Now, the state will begin what’s likely to be a months-long process to fill the vacancy left by his death.
District judges are ultimately selected by the governor — but those appointments don’t just come out of thin air. The new judge will be chosen from a short list of recommended candidates, provided by the Idaho Judicial Council.
To come up with that short list, the Judicial Council puts out an announcement asking for District Judge applications. The council then interviews the applicants, and, after seeking comment from the public and the state’s bar association, submits between two and four finalists for the governor’s consideration.
From there, the governor himself interviews the candidates and makes a final decision.
The Idaho Judicial Council did not immediately respond to a request for comment on the projected timeline for finding a replacement. As of Thursday afternoon, a recruitment notice for the position had not yet been posted on the Judicial Council’s website.
The process can take several months from start to finish, said Diane Minnich, executive director of Idaho State Bar. The timing depends on several factors, including the length of the initial application and interview process, how busy the governor is at the time, and any adjustments that the appointee may need to make in his or her personal or professional life.
However, Minnich speculated, given the circumstances of the vacancy, and the suddenness of Stoker’s death, “they’ll probably speed it up as much as they can.”

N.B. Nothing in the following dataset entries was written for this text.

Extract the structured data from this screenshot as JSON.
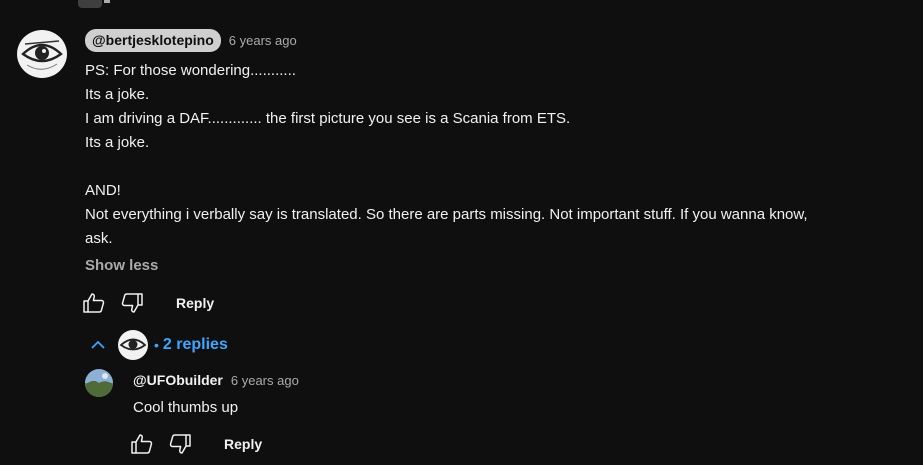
{
  "comment": {
    "author": "@bertjesklotepino",
    "timestamp": "6 years ago",
    "body": "PS: For those wondering...........\nIts a joke.\nI am driving a DAF............. the first picture you see is a Scania from ETS.\nIts a joke.\n\nAND!\nNot everything i verbally say is translated. So there are parts missing. Not important stuff. If you wanna know,\nask.",
    "show_less_label": "Show less",
    "reply_label": "Reply",
    "icons": {
      "like": "thumb-up-icon",
      "dislike": "thumb-down-icon"
    }
  },
  "replies_toggle": {
    "count_label": "2 replies",
    "separator": "•",
    "icon": "chevron-up-icon",
    "accent_color": "#3ea6ff"
  },
  "reply": {
    "author": "@UFObuilder",
    "timestamp": "6 years ago",
    "body": "Cool thumbs up",
    "reply_label": "Reply"
  },
  "colors": {
    "background": "#0f0f0f",
    "text": "#f1f1f1",
    "secondary_text": "#aaaaaa",
    "author_chip_bg": "#cfcfcf"
  }
}
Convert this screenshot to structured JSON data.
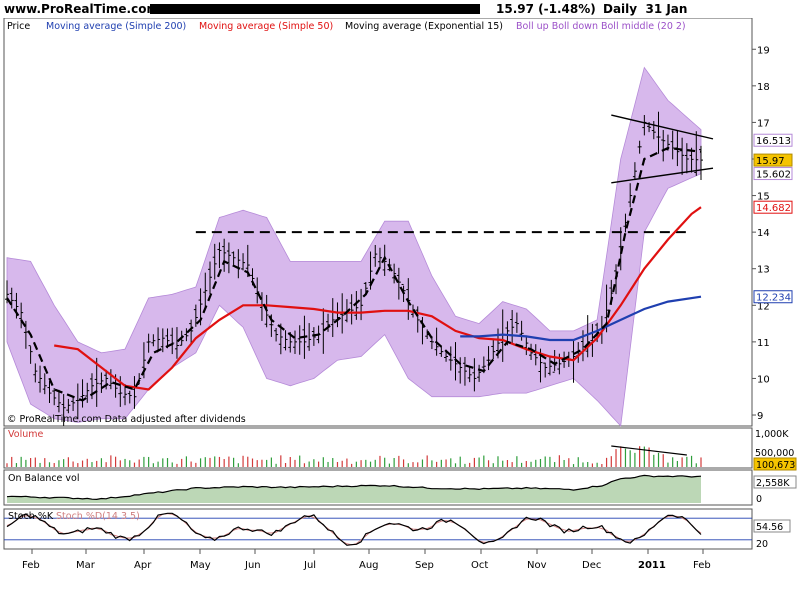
{
  "header": {
    "site": "www.ProRealTime.com",
    "quote": "15.97 (-1.48%)",
    "period": "Daily",
    "date": "31 Jan"
  },
  "legend": {
    "price": "Price",
    "ma200": "Moving average (Simple 200)",
    "ma50": "Moving average (Simple 50)",
    "ema15": "Moving average (Exponential 15)",
    "boll": "Boll up Boll down Boll middle (20 2)"
  },
  "watermark": "© ProRealTime.com  Data adjusted after dividends",
  "colors": {
    "ma200": "#1f3fb0",
    "ma50": "#e01010",
    "ema15": "#000000",
    "boll_fill": "#d7b8ec",
    "boll_line": "#b58ad8",
    "up_volume": "#2e9e3b",
    "down_volume": "#d23a3a",
    "obv_fill": "#bcd7b6",
    "stoch_k": "#000000",
    "stoch_d": "#d08080",
    "price_tag": "#f5c400"
  },
  "chart_data": [
    {
      "type": "line",
      "name": "price",
      "x_labels": [
        "Feb",
        "Mar",
        "Apr",
        "May",
        "Jun",
        "Jul",
        "Aug",
        "Sep",
        "Oct",
        "Nov",
        "Dec",
        "2011",
        "Feb"
      ],
      "ylim": [
        8.7,
        19.8
      ],
      "yticks": [
        9,
        10,
        11,
        12,
        13,
        14,
        15,
        16,
        17,
        18,
        19
      ],
      "price_close": [
        [
          0,
          12.3
        ],
        [
          3,
          11.8
        ],
        [
          6,
          10.2
        ],
        [
          9,
          9.6
        ],
        [
          12,
          9.2
        ],
        [
          15,
          9.4
        ],
        [
          18,
          9.8
        ],
        [
          21,
          10.0
        ],
        [
          24,
          9.6
        ],
        [
          27,
          9.5
        ],
        [
          30,
          11.0
        ],
        [
          33,
          11.1
        ],
        [
          36,
          10.9
        ],
        [
          39,
          11.3
        ],
        [
          42,
          12.4
        ],
        [
          45,
          13.5
        ],
        [
          48,
          13.3
        ],
        [
          51,
          13.1
        ],
        [
          54,
          12.0
        ],
        [
          57,
          11.2
        ],
        [
          60,
          11.0
        ],
        [
          63,
          11.0
        ],
        [
          66,
          11.2
        ],
        [
          69,
          11.6
        ],
        [
          72,
          11.8
        ],
        [
          75,
          12.0
        ],
        [
          78,
          13.4
        ],
        [
          81,
          13.1
        ],
        [
          84,
          12.4
        ],
        [
          87,
          11.6
        ],
        [
          90,
          11.0
        ],
        [
          93,
          10.6
        ],
        [
          96,
          10.3
        ],
        [
          99,
          10.0
        ],
        [
          102,
          10.5
        ],
        [
          105,
          11.2
        ],
        [
          108,
          11.5
        ],
        [
          111,
          10.7
        ],
        [
          114,
          10.3
        ],
        [
          117,
          10.4
        ],
        [
          120,
          10.6
        ],
        [
          123,
          11.0
        ],
        [
          126,
          11.4
        ],
        [
          129,
          12.8
        ],
        [
          132,
          15.0
        ],
        [
          135,
          17.0
        ],
        [
          138,
          16.6
        ],
        [
          141,
          16.3
        ],
        [
          144,
          16.0
        ],
        [
          147,
          15.97
        ]
      ],
      "ema15": [
        [
          0,
          12.2
        ],
        [
          5,
          11.2
        ],
        [
          10,
          9.7
        ],
        [
          16,
          9.4
        ],
        [
          22,
          9.9
        ],
        [
          27,
          9.7
        ],
        [
          31,
          10.7
        ],
        [
          36,
          11.0
        ],
        [
          41,
          11.6
        ],
        [
          46,
          13.2
        ],
        [
          51,
          12.9
        ],
        [
          56,
          11.6
        ],
        [
          61,
          11.1
        ],
        [
          66,
          11.2
        ],
        [
          71,
          11.7
        ],
        [
          76,
          12.3
        ],
        [
          80,
          13.3
        ],
        [
          85,
          12.1
        ],
        [
          90,
          11.1
        ],
        [
          96,
          10.4
        ],
        [
          101,
          10.2
        ],
        [
          106,
          11.0
        ],
        [
          111,
          10.8
        ],
        [
          116,
          10.4
        ],
        [
          122,
          10.8
        ],
        [
          127,
          11.5
        ],
        [
          131,
          14.0
        ],
        [
          135,
          16.0
        ],
        [
          140,
          16.3
        ],
        [
          147,
          16.2
        ]
      ],
      "ma50": [
        [
          10,
          10.9
        ],
        [
          15,
          10.8
        ],
        [
          20,
          10.3
        ],
        [
          25,
          9.8
        ],
        [
          30,
          9.7
        ],
        [
          35,
          10.3
        ],
        [
          40,
          11.1
        ],
        [
          45,
          11.6
        ],
        [
          50,
          12.0
        ],
        [
          55,
          12.0
        ],
        [
          60,
          11.95
        ],
        [
          65,
          11.9
        ],
        [
          70,
          11.8
        ],
        [
          75,
          11.8
        ],
        [
          80,
          11.85
        ],
        [
          85,
          11.85
        ],
        [
          90,
          11.7
        ],
        [
          95,
          11.3
        ],
        [
          100,
          11.1
        ],
        [
          105,
          11.05
        ],
        [
          110,
          10.8
        ],
        [
          115,
          10.6
        ],
        [
          120,
          10.5
        ],
        [
          125,
          11.1
        ],
        [
          130,
          12.0
        ],
        [
          135,
          13.0
        ],
        [
          140,
          13.8
        ],
        [
          145,
          14.5
        ],
        [
          147,
          14.682
        ]
      ],
      "ma200": [
        [
          96,
          11.15
        ],
        [
          100,
          11.15
        ],
        [
          105,
          11.2
        ],
        [
          110,
          11.15
        ],
        [
          115,
          11.05
        ],
        [
          120,
          11.05
        ],
        [
          125,
          11.3
        ],
        [
          130,
          11.6
        ],
        [
          135,
          11.9
        ],
        [
          140,
          12.1
        ],
        [
          147,
          12.234
        ]
      ],
      "boll_upper": [
        [
          0,
          13.3
        ],
        [
          5,
          13.2
        ],
        [
          10,
          12.0
        ],
        [
          15,
          11.0
        ],
        [
          20,
          10.7
        ],
        [
          25,
          10.8
        ],
        [
          30,
          12.2
        ],
        [
          35,
          12.3
        ],
        [
          40,
          12.5
        ],
        [
          45,
          14.4
        ],
        [
          50,
          14.6
        ],
        [
          55,
          14.4
        ],
        [
          60,
          13.2
        ],
        [
          65,
          13.2
        ],
        [
          70,
          13.2
        ],
        [
          75,
          13.2
        ],
        [
          80,
          14.3
        ],
        [
          85,
          14.3
        ],
        [
          90,
          12.8
        ],
        [
          95,
          11.7
        ],
        [
          100,
          11.5
        ],
        [
          105,
          12.1
        ],
        [
          110,
          11.9
        ],
        [
          115,
          11.3
        ],
        [
          120,
          11.3
        ],
        [
          125,
          11.6
        ],
        [
          130,
          16.0
        ],
        [
          135,
          18.5
        ],
        [
          140,
          17.6
        ],
        [
          147,
          16.8
        ]
      ],
      "boll_lower": [
        [
          0,
          11.0
        ],
        [
          5,
          9.3
        ],
        [
          10,
          8.9
        ],
        [
          15,
          8.8
        ],
        [
          20,
          8.9
        ],
        [
          25,
          8.9
        ],
        [
          30,
          9.7
        ],
        [
          35,
          10.3
        ],
        [
          40,
          10.7
        ],
        [
          45,
          12.0
        ],
        [
          50,
          11.4
        ],
        [
          55,
          10.0
        ],
        [
          60,
          9.8
        ],
        [
          65,
          10.0
        ],
        [
          70,
          10.5
        ],
        [
          75,
          10.6
        ],
        [
          80,
          11.2
        ],
        [
          85,
          10.0
        ],
        [
          90,
          9.5
        ],
        [
          95,
          9.5
        ],
        [
          100,
          9.5
        ],
        [
          105,
          9.6
        ],
        [
          110,
          9.6
        ],
        [
          115,
          9.8
        ],
        [
          120,
          10.0
        ],
        [
          125,
          9.4
        ],
        [
          130,
          8.7
        ],
        [
          135,
          14.0
        ],
        [
          140,
          15.2
        ],
        [
          147,
          15.6
        ]
      ],
      "annotations": {
        "resistance": 14.0,
        "triangle_top": [
          [
            128,
            17.2
          ],
          [
            147,
            16.55
          ]
        ],
        "triangle_bottom": [
          [
            128,
            15.35
          ],
          [
            147,
            15.75
          ]
        ]
      },
      "right_labels": [
        {
          "value": 16.513,
          "text": "16.513"
        },
        {
          "value": 15.97,
          "text": "15.97"
        },
        {
          "value": 15.602,
          "text": "15.602"
        },
        {
          "value": 14.682,
          "text": "14.682"
        },
        {
          "value": 12.234,
          "text": "12.234"
        }
      ]
    },
    {
      "type": "bar",
      "name": "volume",
      "title": "Volume",
      "yticks": [
        "1,000K",
        "500,000"
      ],
      "last_value": "100,673",
      "ymax": 1000
    },
    {
      "type": "area",
      "name": "on_balance_volume",
      "title": "On Balance vol",
      "yticks": [
        "2,558K",
        "0"
      ],
      "values": [
        [
          0,
          0.25
        ],
        [
          10,
          0.2
        ],
        [
          20,
          0.15
        ],
        [
          30,
          0.35
        ],
        [
          40,
          0.55
        ],
        [
          50,
          0.6
        ],
        [
          60,
          0.58
        ],
        [
          70,
          0.62
        ],
        [
          80,
          0.65
        ],
        [
          90,
          0.55
        ],
        [
          100,
          0.52
        ],
        [
          110,
          0.55
        ],
        [
          120,
          0.5
        ],
        [
          126,
          0.65
        ],
        [
          130,
          0.9
        ],
        [
          135,
          1.0
        ],
        [
          147,
          0.98
        ]
      ]
    },
    {
      "type": "line",
      "name": "stochastic",
      "title": "Stoch %K",
      "subtitle": "Stoch %D(14 3 5)",
      "ylim": [
        0,
        100
      ],
      "bands": [
        20,
        80
      ],
      "last_value": "54.56",
      "last_value_2": "20"
    }
  ]
}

Shelli Tubbs, trial court administrator for the fifth judicial district, said that while she isn’t aware of any definitive dates, she anticipates that the recruitment process will begin “fairly soon.”
In the meantime, the district will continue to rely on both current and retired district judges to cover Stoker’s duties.
“It’s always sad when you lose somebody that young,” Minnich said. “He was very committed to service, both as a lawyer and as a judge.”